Pulitzer Prize winner Paula Vogel (How I Learned to Drive) has written a bitingly funny and unflinchingly honest new play about the hold our family has over us and the surprises we find when we unpack the past.
It’s 1962, just outside of D.C., and matriarch Phyllis (Jessica Lange) is supervising her teenage children, Carl (Jim Parsons) and Martha (Celia Keenan-Bolger), as they move into a new apartment. Phyllis has strong ideas about what her children need to do and be to succeed, and woe be the child who finds their own path. Bolstered by gin and cigarettes, the family endures — or survives — the changing world around them. Blending flares of imaginative theatricality, surreal farce, and deep tenderness, this beautiful roller coaster ride reveals timeless truths of love, family, and forgiveness.

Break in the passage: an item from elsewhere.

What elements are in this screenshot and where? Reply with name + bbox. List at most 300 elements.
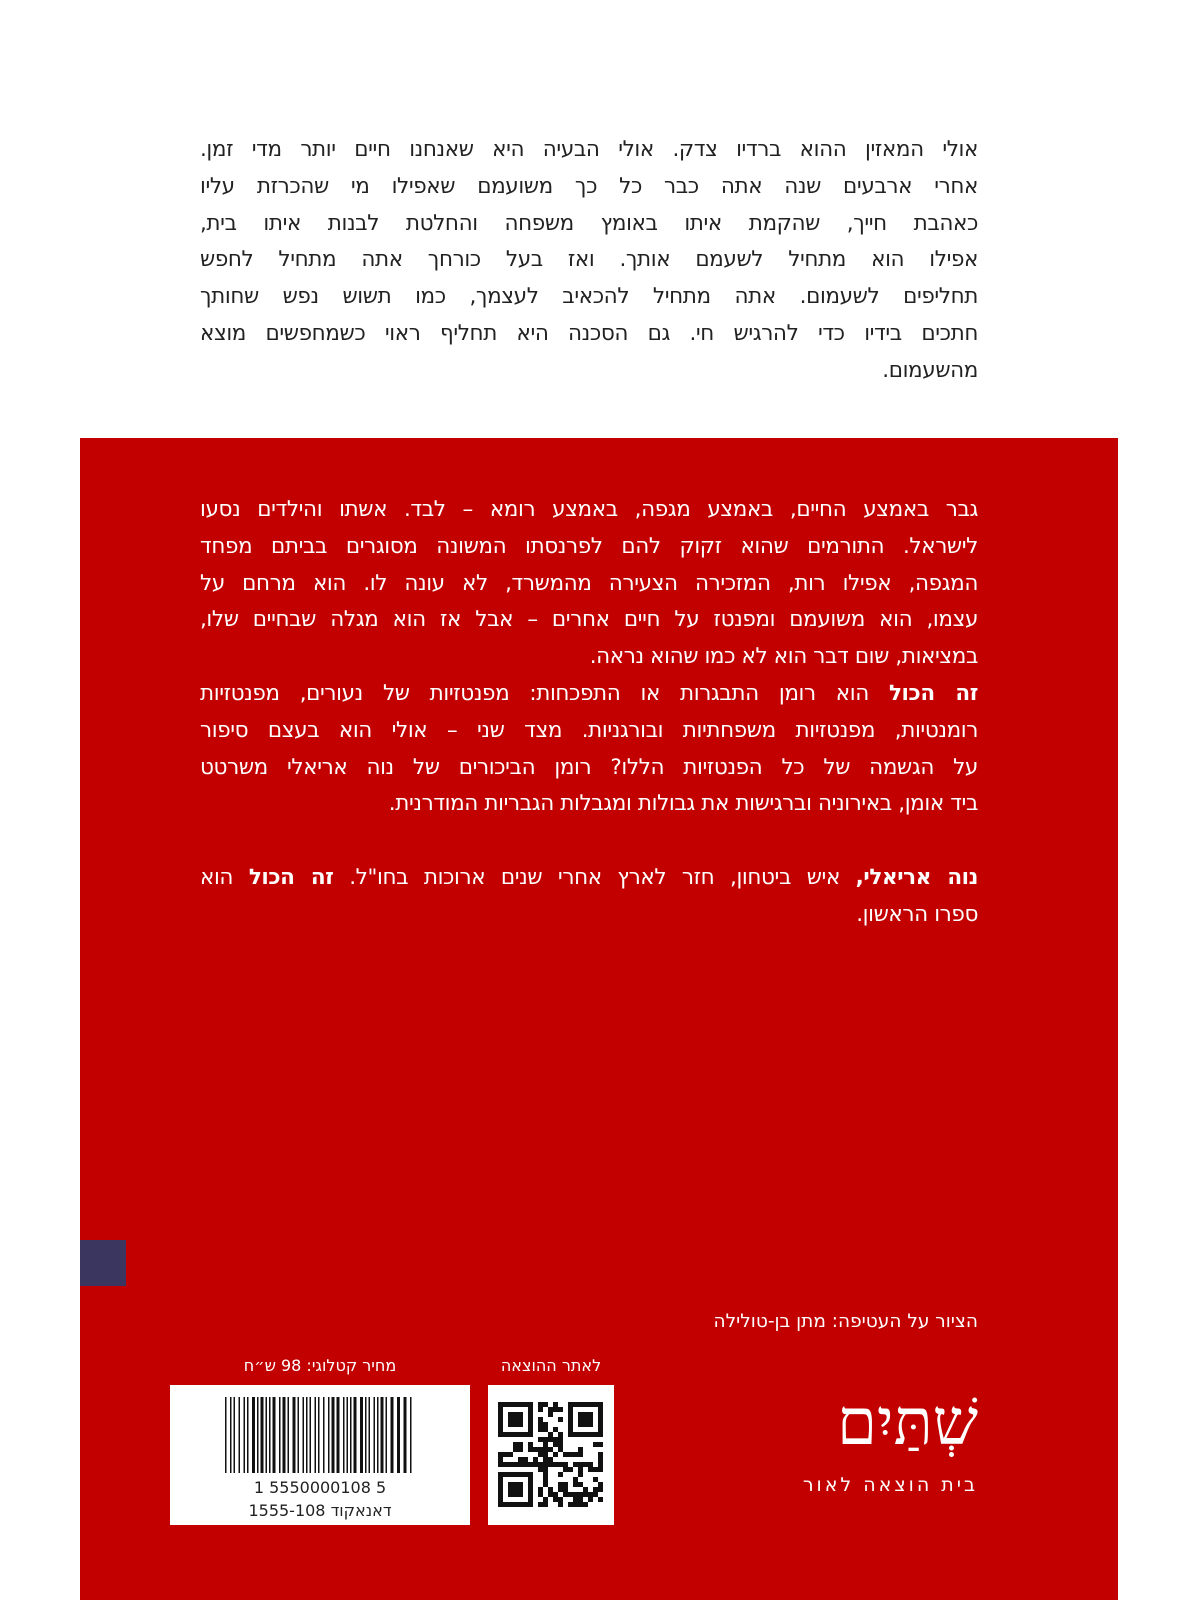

With their underwritten parts, Parsons gives us flamboyance and occasional anger, while Keenan-Bolger mostly serves as our quiet and patient guide. But it is Lange who stands at the center, giving a performance that throughout is full of nuance as she portrays this complicated mess of a woman. At one point, we are even allowed to hope for a genuine change in Phyllis's deeply embedded homophobia. But she is who she is, and even with whatever magical thinking Vogel has applied to her portrait, there is precious little redemption to be found here, except, perhaps, in the lessons that her daughter Martha, presumably the playwright's stand-in, has accrued. And maybe that's the raison d'être for the play itself: understanding and forgiveness.
At times it seems like Vogel has been inspired by Tennessee Williams’ The Glass Menagerie. At other times—with that problematic mother losing composure during a series of revealing telephone calls, that ignored and emotionally damaged daughter, that son itching to leave home and go out into the dangerous world—it seems like Vogel is consciously giving us an updated version of what might or could have happened to those forlorn Wingfields had they, and Williams, existed 30 years later. In any event, Vogel’s play and players merit a visit to the Helen Hayes. Only not as a Mother’s Day treat for dear old mom.